Job DescriptionNordstrom Technology seeks an exceptional
Site Reliability Engineer with deep networking expertise to join our Nordstrom Operations Center (NOC) team. You'll maintain "eyes on glass" monitoring of application services and critical network infrastructure, ensuring the health and reliability of Nordstrom's retail operations. This role combines proactive monitoring, incident response, and root cause analysis with advanced network troubleshooting-diagnosing complex issues spanning the full stack and driving resolution of P1/P2 incidents that impact business operations.
This role is offered as onsite in Seattle, WA supporting Nordstrom's 24/7 NOC. Candidates must be available to work in office at the Nordstrom corporate headquarters 5 days/week with shifts starting at 6:00 AM PST, including one weekend day per week (Saturday or Sunday) as part of regular rotation.
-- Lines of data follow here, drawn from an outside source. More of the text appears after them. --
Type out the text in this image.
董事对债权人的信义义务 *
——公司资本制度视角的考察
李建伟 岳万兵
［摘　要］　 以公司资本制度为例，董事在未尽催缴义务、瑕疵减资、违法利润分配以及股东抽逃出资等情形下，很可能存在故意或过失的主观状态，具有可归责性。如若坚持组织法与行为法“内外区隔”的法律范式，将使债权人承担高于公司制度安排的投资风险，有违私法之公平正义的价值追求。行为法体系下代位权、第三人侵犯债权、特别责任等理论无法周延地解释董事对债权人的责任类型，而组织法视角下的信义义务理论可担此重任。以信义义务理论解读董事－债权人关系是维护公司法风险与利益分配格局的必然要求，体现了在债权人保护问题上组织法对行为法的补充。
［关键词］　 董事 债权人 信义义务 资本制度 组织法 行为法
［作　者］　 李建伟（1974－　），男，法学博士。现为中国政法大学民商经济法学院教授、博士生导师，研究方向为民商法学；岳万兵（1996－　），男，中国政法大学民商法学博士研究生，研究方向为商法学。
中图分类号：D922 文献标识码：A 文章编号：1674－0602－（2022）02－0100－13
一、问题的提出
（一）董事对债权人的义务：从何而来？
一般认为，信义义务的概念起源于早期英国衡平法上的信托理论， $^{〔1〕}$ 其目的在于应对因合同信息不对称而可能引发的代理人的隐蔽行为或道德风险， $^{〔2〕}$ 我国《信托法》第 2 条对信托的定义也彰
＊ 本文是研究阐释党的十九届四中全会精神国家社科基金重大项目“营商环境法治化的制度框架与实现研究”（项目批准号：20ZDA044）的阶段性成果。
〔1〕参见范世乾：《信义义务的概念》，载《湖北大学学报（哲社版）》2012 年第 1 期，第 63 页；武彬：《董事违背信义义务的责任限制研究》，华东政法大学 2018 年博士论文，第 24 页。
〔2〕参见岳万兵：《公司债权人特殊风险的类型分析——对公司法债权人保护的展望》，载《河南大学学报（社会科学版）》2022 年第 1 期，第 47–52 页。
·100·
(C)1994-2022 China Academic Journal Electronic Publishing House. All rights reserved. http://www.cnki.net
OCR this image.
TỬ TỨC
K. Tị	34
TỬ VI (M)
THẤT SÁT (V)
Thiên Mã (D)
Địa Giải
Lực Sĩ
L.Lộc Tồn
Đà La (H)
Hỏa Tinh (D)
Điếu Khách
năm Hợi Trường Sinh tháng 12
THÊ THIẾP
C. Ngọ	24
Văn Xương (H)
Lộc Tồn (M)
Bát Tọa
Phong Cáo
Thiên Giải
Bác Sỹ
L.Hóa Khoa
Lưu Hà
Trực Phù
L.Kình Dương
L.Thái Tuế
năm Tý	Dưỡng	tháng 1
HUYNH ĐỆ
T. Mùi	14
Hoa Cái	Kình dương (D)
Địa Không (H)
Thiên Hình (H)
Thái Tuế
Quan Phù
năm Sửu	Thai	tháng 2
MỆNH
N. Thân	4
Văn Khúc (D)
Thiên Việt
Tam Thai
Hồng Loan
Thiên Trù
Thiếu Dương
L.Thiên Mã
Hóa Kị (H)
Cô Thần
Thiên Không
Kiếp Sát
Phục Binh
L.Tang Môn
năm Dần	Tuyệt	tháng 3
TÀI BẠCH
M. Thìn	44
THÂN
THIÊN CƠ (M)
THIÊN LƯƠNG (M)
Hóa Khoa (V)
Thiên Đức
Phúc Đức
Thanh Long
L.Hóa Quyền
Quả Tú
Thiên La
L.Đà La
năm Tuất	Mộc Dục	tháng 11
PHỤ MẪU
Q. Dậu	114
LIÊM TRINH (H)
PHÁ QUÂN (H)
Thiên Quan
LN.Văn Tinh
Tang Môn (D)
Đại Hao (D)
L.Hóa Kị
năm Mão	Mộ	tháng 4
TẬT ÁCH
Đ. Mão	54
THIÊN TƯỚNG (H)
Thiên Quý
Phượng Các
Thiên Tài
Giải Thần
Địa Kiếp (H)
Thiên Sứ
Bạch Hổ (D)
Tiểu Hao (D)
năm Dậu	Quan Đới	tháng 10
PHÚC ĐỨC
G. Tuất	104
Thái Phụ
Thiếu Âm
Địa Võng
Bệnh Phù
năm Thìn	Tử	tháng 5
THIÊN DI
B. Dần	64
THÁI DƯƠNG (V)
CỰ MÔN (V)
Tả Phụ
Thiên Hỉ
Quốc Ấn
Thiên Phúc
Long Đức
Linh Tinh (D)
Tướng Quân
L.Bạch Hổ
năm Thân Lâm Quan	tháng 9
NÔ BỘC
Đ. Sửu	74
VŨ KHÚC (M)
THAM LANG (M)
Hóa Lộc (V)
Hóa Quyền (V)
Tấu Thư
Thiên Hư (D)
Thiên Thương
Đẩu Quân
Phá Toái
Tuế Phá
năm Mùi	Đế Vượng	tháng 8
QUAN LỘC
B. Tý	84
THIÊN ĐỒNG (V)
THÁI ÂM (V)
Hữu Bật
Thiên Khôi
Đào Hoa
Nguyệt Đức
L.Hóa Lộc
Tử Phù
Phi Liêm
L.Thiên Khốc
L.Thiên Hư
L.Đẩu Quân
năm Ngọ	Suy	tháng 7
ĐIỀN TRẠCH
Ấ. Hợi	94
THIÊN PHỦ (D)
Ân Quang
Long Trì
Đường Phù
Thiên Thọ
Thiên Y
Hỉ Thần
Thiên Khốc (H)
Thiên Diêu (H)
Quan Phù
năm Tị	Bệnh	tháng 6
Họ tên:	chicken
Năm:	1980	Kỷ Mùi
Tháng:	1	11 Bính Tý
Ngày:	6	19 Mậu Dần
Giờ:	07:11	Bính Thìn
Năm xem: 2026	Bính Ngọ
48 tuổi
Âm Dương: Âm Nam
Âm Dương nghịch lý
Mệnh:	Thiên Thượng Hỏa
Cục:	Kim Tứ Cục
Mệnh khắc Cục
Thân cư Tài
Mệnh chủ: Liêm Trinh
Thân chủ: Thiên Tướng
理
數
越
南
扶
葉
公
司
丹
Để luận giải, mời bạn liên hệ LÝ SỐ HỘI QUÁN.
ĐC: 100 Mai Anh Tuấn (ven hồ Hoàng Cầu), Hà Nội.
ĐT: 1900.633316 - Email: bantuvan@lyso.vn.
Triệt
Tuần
A day in the life... Monitoring & Incident Response: - Maintain real-time monitoring across application services, network infrastructure, and business KPIs (site visitors, order flow, revenue-impacting metrics)
- Participate in 24/7 on-call rotations, responding to PagerDuty alerts and managing incidents through ServiceNow workflows
- Lead P1/P2 incident troubleshooting, coordinating with engineering teams and vendors to restore service rapidly
- Perform real-time network diagnostics and performance testing during active incidents
Network Operations: - Monitor and troubleshoot routers, switches, firewalls, load balancers, wireless systems, and SD-WAN solutions
- Analyze network performance, identify bottlenecks, and recommend optimization strategies
- Investigate connectivity issues, VLAN configurations, routing problems, and security events
- Coordinate with network engineering during changes, maintenance windows, and infrastructure upgrades
- Maintain visibility into multi-vendor cloud environments (AWS, Azure) and cloud networking architectures
Root Cause Analysis & Continuous Improvement: - Conduct deep technical investigations focusing on credential expirations, service account failures, authentication incidents, and cascading failures
- Document findings in detailed RCA reports with actionable remediation steps
- Build and refine monitoring dashboards to improve Mean Time to Detect (MTTD) and Mean Time to Mitigate (MTTM)
AI-Driven Operations & Automation: - Contribute to AI-driven incident detection and automated response initiatives, building autonomous monitoring and remediation capabilities
- Develop scripts and automation to remediate common incidents, reduce manual toil, and accelerate response workflows
- Create automated health checks and build integrations between monitoring platforms (New Relic, PagerDuty, ServiceNow, Jira)
Observability & Reliability: - Enhance monitoring, logging, and alerting using New Relic or similar platforms
- Track operational metrics (MTTD, MTTM, incident trends) and build executive-level dashboards
- Support SLO/SLI definition and tracking for critical services and network infrastructure
- Collaborate with teams to improve fault tolerance, redundancy, and disaster recovery
Collaboration & Leadership: - Work closely with software engineering, infrastructure, and network teams to improve operational readiness
- Communicate effectively with stakeholders at all levels during incidents and post-incident reviews
- Contribute to NOC optimization including shift scheduling and process improvements
You own this if you have... Required Technical Skills: Networking Expertise: - Strong understanding of TCP/IP, OSI model, routing protocols (BGP, OSPF), and switching technologies
- Experience troubleshooting network connectivity, packet loss, latency, and performance issues
- Proficiency with network monitoring tools and packet analysis (Wireshark, tcpdump, NetFlow/sFlow)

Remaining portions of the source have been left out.